Life Is Right Now, like many of Steve Roggenbuck's youtube films, puts this artist's genuine enthusiasm for life on full display. In this short film you can see Roggenbuck licking and shaking the hands of trees, shouting grandiose statements such as "LIFE IS RIGHT NOW", and simply indulging in the act of living. Roggenbuck's primary subject matter in this film is himself and the natural environments he surrounds himself with. Throughout the film there is a clear emphasis on his appreciation for the world around him. Whether Roggenbuck is surrounded by the beautiful landscape of Hawaii, or the bleak expanses of snow covered Fairbanks, Alaska, he is relentlessly passionate about the trees, air, and sky that he is engulfed by.


Roggenbuck's videos are striking in the way that they add a new facet of personality to his poetry and rhetoric, as he seems to intentionally exploit this personal window provided by the camera. The video is typically shot at a very close angle to his face in intimate environments where there is no one around, giving the viewer a sense of isolation in Roggenbuck's world where he has free reign. In this space he digresses on a number of topics, but there is always a clear emphasis on living life and engaging with the surrounding world. In the internet age it is easy to lose yourself in false online identities, and Roggenbuck's work comes as a revolt against this tendency and as a call to reality and humanity.

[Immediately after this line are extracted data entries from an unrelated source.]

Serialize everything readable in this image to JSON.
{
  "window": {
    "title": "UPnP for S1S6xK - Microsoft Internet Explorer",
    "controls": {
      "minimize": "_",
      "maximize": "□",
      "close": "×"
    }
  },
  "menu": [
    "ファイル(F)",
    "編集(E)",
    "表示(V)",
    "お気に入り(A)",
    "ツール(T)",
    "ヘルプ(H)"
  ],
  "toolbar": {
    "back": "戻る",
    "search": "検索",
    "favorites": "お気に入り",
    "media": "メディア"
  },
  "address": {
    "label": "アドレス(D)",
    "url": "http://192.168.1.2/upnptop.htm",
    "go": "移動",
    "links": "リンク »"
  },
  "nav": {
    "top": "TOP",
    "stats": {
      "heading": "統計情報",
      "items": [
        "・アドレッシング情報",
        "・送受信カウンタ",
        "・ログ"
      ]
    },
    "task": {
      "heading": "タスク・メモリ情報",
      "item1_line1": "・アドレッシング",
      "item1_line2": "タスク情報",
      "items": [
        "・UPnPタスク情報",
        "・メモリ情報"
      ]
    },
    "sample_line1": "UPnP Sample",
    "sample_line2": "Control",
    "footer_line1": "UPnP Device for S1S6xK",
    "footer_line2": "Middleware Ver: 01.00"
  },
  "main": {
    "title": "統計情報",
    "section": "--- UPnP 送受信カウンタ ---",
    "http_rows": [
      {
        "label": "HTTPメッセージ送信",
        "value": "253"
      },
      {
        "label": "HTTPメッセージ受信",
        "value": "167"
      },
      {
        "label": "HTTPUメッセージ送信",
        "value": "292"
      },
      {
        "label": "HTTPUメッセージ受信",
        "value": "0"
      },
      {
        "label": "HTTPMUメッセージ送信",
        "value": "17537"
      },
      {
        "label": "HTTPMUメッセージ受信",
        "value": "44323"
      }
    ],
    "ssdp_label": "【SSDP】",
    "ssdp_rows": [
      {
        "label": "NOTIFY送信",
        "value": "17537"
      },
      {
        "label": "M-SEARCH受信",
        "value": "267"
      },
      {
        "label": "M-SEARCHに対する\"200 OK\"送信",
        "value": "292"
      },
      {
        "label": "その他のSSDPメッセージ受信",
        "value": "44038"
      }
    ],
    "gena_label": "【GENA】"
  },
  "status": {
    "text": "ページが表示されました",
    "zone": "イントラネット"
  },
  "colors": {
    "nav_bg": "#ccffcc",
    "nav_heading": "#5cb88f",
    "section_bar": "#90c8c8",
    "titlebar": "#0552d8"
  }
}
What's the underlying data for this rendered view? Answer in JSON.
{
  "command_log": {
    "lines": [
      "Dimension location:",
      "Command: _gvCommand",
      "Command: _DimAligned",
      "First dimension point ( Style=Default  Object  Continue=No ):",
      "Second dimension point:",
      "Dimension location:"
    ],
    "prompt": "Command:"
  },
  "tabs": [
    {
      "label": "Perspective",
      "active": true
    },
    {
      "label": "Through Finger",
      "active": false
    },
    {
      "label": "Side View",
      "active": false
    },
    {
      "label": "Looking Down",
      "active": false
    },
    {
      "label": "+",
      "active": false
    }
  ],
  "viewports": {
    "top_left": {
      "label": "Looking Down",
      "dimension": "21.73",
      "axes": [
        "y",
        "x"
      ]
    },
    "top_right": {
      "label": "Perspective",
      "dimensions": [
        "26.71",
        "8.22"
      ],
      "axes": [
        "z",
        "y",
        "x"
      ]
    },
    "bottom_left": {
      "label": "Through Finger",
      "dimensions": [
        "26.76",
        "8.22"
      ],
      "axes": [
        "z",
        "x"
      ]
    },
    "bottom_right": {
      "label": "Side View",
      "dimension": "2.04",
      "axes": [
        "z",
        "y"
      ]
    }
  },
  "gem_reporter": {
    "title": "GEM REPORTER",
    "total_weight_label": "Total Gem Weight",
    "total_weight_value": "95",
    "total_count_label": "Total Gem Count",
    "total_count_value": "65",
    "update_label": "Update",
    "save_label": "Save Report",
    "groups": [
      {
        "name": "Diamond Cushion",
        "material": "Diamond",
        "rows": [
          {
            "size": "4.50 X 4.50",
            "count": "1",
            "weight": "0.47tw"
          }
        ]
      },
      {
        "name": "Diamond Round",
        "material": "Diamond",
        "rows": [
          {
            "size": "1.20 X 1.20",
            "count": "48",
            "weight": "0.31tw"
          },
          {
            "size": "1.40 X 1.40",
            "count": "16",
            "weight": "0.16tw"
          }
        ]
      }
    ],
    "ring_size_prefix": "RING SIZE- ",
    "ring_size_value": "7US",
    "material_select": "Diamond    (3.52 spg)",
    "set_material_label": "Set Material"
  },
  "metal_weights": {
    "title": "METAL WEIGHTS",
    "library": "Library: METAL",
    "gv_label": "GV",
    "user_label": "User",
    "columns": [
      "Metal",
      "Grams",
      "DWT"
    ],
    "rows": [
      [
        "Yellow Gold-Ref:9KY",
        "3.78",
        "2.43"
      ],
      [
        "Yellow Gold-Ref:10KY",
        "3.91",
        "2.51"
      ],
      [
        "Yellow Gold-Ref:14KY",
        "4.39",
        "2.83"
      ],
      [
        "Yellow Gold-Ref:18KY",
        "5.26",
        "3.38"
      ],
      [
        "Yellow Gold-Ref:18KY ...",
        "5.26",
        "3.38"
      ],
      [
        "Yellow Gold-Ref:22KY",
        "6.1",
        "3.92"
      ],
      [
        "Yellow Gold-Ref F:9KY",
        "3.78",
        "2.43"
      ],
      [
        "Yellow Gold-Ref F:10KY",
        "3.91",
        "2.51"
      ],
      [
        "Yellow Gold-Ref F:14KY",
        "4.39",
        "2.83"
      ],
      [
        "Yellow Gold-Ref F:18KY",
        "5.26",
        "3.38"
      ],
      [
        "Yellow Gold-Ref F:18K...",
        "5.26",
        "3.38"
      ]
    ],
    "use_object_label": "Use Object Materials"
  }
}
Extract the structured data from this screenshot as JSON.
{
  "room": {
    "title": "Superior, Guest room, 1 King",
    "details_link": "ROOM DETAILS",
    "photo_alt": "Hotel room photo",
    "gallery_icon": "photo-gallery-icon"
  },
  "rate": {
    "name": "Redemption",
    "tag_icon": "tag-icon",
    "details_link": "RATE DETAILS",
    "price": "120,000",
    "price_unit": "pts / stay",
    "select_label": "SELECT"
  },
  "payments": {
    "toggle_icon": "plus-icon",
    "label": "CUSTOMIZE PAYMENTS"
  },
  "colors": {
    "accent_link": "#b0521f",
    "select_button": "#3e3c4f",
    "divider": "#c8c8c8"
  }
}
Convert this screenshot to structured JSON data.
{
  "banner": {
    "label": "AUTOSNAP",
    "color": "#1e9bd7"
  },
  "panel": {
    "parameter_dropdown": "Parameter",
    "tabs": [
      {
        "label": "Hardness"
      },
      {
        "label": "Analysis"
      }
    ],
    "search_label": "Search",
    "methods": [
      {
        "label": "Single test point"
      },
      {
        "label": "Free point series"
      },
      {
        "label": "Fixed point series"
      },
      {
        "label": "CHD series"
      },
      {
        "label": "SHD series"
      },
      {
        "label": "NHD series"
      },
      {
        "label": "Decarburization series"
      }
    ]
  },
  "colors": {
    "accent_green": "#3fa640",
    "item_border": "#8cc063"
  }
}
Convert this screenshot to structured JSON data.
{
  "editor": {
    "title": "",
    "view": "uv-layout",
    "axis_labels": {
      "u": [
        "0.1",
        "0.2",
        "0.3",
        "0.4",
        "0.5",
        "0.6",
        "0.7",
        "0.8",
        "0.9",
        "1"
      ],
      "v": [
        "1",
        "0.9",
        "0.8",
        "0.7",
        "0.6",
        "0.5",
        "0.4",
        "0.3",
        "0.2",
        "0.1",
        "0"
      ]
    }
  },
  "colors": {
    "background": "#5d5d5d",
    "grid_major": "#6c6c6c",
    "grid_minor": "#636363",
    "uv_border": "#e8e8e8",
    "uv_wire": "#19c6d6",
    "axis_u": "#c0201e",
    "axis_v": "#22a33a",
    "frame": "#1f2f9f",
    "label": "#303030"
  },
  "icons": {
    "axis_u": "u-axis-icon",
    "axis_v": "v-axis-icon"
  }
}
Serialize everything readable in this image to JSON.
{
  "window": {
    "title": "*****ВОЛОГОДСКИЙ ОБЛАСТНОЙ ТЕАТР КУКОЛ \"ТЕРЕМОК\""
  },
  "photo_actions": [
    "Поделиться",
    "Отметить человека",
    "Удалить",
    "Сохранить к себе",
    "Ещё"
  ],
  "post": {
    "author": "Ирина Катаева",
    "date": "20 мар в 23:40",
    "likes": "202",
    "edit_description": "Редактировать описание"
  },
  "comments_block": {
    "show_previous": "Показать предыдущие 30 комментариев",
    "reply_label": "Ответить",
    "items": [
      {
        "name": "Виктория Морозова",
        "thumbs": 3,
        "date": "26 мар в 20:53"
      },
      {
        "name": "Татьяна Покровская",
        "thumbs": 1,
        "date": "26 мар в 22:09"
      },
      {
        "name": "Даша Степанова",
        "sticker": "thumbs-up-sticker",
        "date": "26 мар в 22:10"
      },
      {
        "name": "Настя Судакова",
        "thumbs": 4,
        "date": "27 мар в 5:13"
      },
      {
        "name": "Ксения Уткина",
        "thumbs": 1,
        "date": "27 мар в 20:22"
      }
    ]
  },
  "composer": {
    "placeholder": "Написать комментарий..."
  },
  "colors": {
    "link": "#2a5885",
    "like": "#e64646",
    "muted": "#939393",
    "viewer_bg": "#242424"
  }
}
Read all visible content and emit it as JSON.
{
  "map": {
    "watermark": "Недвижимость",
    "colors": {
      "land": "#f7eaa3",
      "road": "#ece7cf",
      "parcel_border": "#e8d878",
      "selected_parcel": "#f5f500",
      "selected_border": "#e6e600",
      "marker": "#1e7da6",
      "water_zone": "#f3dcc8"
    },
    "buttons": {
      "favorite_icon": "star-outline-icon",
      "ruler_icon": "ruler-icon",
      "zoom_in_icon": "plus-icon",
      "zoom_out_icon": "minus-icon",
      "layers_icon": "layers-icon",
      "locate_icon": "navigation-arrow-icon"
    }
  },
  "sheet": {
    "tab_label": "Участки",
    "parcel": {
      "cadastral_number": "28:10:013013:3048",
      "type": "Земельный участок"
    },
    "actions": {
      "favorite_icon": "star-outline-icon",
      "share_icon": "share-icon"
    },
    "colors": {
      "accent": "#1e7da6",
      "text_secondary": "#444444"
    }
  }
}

Adrian Chen talks about Roggenbuck's work on Gawker:


"His poetry is just the start of this process: He spins clips of his videos into GIFs that he posts on his popular tumblr and image macros he posts to his Facebook page, multiplying, diverting and spreading his work. Ultimately, Roggenbuck shows how being unselfconsciously weird and   funny can help us live online without being reduced to an avatar or a screen name."(Chen, Adrian. (11/5/2013).Something About How Steve Roggenbuck's Poetry Will Save the Internet)


While Roggenbuck's work is loosely based around the poetry he writes, it is important to recognize his video art as more than just a mere mode of poetry presentation. Roggenbuck adds many new dimensions to his pieces through his performance style, sound choices, and imagery. Through all of these conventions he deepens the meaning of his work significantly and ultimately makes meaningful statements about the way we should be interacting with the world. His pieces come as a partial mockery of people who sit and rant in front of a web camera for youtube, and an outright call to remove yourself to the outside world where life is happening. This piece is culturally significant in the way that it uses the vehicle of the internet to critique many of it's users. Moreover, it reaches a huge swath of relevant audience members through social media and also shows us how to use these mediums in a more genuine manner.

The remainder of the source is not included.